From aa523992000e3c36dff4a8e949fc12edb667933a Mon Sep 17 00:00:00 2001
From: Xiaoda Zhang <zhangxiaoda@huawei.com>
Date: Fri, 5 Mar 2021 19:00:43 +0800
Subject: [PATCH] Making the Tile operator to have more parallel strategies

---
 .../frontend/parallel/ops_info/select_info.h  |  1 -
 .../frontend/parallel/ops_info/tile_info.cc   | 40 +++++++++++++++----
 tests/ut/python/parallel/test_select.py       |  9 +++++
 tests/ut/python/parallel/test_tile.py         | 40 +++++++++++++++++--
 4 files changed, 79 insertions(+), 11 deletions(-)

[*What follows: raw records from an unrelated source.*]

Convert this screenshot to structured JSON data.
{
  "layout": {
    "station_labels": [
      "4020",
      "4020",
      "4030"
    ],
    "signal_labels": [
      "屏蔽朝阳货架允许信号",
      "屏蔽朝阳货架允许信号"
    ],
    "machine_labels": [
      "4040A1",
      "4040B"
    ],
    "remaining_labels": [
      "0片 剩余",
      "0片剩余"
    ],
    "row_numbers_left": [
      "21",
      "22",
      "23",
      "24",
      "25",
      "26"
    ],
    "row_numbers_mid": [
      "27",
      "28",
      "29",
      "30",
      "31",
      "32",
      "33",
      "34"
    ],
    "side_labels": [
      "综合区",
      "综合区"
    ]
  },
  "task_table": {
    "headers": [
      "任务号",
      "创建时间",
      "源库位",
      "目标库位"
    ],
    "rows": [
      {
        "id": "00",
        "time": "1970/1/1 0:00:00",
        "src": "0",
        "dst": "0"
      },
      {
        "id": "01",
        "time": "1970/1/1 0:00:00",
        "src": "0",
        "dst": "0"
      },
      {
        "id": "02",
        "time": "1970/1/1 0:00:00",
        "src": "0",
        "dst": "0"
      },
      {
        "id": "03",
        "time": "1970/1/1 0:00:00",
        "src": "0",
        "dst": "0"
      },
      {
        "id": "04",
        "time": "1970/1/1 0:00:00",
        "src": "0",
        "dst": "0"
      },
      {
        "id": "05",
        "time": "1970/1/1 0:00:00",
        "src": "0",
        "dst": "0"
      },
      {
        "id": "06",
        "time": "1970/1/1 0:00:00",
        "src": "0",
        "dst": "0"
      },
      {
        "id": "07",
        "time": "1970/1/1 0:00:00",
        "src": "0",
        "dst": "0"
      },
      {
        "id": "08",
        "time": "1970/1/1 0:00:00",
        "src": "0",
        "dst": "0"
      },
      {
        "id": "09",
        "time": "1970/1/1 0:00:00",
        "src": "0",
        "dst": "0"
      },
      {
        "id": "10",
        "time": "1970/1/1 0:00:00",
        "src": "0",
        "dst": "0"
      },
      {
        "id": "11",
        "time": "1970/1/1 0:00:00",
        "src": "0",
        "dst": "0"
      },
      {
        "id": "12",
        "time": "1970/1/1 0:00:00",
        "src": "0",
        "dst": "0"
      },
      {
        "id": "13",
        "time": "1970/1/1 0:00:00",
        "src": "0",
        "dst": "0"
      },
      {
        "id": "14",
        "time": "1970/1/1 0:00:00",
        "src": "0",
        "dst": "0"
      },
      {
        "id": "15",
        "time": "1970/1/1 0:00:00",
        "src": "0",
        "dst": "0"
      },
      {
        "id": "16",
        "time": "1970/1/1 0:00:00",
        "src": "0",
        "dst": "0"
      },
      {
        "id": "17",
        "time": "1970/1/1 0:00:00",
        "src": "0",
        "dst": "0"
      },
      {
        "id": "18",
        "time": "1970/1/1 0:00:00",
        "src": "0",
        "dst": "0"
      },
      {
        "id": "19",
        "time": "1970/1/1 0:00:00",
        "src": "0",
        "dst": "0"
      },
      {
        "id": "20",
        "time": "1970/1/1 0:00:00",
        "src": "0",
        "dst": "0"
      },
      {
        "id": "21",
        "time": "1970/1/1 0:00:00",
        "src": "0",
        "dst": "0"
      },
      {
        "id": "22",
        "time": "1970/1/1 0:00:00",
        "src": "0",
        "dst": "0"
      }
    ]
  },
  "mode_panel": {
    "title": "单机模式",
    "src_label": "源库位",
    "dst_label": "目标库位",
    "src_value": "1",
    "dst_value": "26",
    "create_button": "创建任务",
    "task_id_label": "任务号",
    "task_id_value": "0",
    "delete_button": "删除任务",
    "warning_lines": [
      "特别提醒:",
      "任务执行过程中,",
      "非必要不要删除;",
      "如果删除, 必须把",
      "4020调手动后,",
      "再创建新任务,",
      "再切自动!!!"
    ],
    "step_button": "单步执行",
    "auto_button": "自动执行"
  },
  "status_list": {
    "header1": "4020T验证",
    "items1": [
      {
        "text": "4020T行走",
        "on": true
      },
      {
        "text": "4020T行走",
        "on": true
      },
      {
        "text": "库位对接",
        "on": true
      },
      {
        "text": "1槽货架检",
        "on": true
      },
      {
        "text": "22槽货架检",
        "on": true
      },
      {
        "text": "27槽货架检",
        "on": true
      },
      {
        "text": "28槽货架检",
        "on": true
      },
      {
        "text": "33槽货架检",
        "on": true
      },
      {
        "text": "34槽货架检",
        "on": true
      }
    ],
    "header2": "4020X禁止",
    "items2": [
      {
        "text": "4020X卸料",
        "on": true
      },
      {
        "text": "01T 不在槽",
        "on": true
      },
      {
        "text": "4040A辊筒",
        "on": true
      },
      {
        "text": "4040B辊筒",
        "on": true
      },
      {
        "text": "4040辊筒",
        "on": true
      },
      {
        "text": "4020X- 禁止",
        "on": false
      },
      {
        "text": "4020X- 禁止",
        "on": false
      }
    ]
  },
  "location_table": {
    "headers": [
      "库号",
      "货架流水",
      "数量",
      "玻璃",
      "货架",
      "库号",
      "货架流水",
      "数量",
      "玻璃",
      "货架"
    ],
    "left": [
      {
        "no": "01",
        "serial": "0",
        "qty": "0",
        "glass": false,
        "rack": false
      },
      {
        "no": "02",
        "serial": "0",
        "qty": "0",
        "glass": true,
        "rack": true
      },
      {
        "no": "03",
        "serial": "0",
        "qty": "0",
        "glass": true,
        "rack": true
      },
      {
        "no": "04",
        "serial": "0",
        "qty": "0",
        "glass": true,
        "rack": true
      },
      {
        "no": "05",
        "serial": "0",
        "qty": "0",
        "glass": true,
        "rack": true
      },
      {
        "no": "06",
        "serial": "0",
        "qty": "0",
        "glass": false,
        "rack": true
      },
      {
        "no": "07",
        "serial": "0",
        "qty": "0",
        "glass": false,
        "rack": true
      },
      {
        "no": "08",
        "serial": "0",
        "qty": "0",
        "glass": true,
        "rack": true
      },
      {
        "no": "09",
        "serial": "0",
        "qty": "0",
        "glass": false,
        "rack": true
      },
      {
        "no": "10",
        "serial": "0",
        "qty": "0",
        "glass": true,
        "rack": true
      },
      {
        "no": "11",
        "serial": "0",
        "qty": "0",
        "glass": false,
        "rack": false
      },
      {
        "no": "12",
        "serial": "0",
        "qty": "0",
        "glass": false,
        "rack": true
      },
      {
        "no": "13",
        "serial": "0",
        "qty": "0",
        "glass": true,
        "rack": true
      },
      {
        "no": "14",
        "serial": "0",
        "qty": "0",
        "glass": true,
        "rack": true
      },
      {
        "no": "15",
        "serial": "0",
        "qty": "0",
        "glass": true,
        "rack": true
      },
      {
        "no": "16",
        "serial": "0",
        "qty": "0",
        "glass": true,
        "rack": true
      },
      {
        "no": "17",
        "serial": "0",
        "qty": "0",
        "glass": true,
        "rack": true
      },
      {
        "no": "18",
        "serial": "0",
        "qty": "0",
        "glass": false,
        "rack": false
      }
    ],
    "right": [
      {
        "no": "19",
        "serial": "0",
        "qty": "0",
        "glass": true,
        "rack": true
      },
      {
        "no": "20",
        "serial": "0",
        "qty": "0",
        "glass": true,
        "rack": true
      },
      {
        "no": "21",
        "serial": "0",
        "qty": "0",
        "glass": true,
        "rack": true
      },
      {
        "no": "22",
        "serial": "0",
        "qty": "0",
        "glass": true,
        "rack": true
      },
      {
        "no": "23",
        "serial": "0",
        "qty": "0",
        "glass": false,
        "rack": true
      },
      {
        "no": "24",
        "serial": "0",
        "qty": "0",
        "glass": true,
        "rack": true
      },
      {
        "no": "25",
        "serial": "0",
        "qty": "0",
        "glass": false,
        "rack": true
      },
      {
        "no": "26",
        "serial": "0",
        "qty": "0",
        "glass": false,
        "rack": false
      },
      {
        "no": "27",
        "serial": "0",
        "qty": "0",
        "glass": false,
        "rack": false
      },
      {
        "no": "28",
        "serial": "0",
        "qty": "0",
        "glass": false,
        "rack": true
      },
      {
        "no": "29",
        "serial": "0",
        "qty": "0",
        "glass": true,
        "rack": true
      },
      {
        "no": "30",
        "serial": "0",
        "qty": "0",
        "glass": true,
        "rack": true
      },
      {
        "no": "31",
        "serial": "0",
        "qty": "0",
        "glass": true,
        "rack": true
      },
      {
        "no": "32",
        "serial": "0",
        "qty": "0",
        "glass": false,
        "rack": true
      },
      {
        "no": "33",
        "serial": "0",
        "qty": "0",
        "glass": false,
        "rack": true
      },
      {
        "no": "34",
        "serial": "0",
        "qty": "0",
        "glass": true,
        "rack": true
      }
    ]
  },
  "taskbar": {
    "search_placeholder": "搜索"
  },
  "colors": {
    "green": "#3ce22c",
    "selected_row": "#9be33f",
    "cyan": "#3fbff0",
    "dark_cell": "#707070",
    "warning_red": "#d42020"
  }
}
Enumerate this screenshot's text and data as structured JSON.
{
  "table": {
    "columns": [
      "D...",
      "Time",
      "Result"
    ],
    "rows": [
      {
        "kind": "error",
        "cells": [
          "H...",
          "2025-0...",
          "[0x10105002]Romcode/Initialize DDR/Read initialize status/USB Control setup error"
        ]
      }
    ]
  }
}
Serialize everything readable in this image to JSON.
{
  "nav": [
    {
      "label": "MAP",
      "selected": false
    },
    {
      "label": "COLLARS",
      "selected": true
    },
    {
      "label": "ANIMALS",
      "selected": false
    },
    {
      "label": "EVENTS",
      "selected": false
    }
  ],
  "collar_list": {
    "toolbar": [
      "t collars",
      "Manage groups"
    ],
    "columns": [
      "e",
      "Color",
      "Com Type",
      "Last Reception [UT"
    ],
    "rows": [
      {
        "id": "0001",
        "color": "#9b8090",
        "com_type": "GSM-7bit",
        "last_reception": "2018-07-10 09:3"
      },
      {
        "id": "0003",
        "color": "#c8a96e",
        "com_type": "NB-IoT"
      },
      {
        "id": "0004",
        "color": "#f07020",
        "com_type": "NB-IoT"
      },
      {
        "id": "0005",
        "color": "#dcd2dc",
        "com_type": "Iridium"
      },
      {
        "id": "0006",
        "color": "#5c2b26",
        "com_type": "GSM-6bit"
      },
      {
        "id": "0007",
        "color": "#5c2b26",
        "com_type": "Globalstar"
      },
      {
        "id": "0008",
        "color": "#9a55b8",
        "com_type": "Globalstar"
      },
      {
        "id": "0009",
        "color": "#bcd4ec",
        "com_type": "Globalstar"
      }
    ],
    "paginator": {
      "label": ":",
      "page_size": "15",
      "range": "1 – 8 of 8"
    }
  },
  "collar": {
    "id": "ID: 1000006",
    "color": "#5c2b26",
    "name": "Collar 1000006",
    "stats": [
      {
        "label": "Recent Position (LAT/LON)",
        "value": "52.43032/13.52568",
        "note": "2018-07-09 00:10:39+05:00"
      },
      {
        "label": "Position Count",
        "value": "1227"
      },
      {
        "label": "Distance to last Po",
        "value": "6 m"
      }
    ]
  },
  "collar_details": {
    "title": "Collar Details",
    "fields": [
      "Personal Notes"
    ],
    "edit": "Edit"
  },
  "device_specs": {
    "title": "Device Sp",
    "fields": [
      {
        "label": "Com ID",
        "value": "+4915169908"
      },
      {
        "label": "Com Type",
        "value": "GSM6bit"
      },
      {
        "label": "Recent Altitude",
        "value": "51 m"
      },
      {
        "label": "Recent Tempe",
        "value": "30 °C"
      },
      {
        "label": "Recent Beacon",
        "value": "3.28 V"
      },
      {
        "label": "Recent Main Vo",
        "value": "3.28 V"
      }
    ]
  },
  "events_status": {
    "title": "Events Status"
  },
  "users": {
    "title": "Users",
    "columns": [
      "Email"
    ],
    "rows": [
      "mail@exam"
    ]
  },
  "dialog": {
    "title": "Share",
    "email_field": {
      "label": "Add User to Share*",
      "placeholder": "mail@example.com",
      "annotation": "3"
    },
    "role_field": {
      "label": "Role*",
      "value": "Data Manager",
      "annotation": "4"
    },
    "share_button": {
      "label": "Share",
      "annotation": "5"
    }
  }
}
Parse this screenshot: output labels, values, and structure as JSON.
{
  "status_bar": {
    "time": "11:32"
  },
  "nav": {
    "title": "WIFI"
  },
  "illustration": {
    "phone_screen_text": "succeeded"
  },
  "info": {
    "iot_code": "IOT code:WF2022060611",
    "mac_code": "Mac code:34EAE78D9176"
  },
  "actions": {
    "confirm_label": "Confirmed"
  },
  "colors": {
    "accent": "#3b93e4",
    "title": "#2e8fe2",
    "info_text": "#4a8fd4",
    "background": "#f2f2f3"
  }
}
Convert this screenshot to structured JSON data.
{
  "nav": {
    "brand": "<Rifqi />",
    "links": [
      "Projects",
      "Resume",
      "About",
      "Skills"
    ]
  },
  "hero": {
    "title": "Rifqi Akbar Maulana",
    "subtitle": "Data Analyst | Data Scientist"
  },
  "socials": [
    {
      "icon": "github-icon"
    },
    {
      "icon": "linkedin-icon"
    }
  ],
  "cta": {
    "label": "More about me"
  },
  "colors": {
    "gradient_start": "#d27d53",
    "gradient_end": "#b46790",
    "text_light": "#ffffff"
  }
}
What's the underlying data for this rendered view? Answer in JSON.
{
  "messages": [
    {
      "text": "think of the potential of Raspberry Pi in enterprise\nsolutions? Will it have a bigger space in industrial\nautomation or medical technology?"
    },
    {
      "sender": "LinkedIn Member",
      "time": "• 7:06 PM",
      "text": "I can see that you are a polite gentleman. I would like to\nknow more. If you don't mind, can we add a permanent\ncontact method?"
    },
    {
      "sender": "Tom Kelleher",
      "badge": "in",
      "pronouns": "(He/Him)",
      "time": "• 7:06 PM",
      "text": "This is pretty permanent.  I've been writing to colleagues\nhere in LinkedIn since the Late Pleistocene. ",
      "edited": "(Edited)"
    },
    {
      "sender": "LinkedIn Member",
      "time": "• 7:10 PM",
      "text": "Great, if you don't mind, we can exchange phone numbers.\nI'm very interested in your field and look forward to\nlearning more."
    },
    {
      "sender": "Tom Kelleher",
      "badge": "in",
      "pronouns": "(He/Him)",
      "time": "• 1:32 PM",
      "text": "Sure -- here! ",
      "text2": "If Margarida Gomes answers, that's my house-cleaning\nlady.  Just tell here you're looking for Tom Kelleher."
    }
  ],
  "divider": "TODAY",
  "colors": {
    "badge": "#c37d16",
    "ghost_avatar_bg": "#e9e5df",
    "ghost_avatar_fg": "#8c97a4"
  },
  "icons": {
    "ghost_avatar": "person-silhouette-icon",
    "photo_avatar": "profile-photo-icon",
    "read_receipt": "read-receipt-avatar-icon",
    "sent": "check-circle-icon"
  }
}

diff --git a/mindspore/ccsrc/frontend/parallel/ops_info/select_info.h b/mindspore/ccsrc/frontend/parallel/ops_info/select_info.h
index 9683812782..6fcf219f5c 100644
--- a/mindspore/ccsrc/frontend/parallel/ops_info/select_info.h
+++ b/mindspore/ccsrc/frontend/parallel/ops_info/select_info.h
@@ -45,7 +45,6 @@ class SelectInfo : public OperatorInfo {
  protected:
   Status GetAttrs() override { return SUCCESS; }
   Status CheckStrategy(const StrategyPtr &strategy) override;
-  Status InferMirrorOps() override { return SUCCESS; }
   Status InferForwardCommunication() override { return SUCCESS; }
   Status InferTensorInfo() override;
   Status InferDevMatrixShape() override;
diff --git a/mindspore/ccsrc/frontend/parallel/ops_info/tile_info.cc b/mindspore/ccsrc/frontend/parallel/ops_info/tile_info.cc
index 9ef8d6eaac..c7c8d1cc34 100644
--- a/mindspore/ccsrc/frontend/parallel/ops_info/tile_info.cc
+++ b/mindspore/ccsrc/frontend/parallel/ops_info/tile_info.cc
@@ -65,8 +65,19 @@ Status TileInfo::GetAttrs() {
   return SUCCESS;
 }
 
+// if some dimension of multiples > 1, split the multiple; otherwise, split the dimension of input
 Status TileInfo::CheckStrategy(const StrategyPtr &strategy) {
-  Shapes multiples = {full_multiples_};
+  Shape tmp;
+  for (size_t i = 0; i < full_multiples_.size(); ++i) {
+    if (full_multiples_[i] != 1) {
+      tmp.push_back(full_multiples_[i]);
+    } else {
+      tmp.push_back(inputs_shape_[0][i]);
+    }
+  }
+  Shapes multiples = {tmp};
+  MS_LOG(INFO) << name_ << ": The input shape is " << ShapeToString(inputs_shape_[0]) << ", the multiples is "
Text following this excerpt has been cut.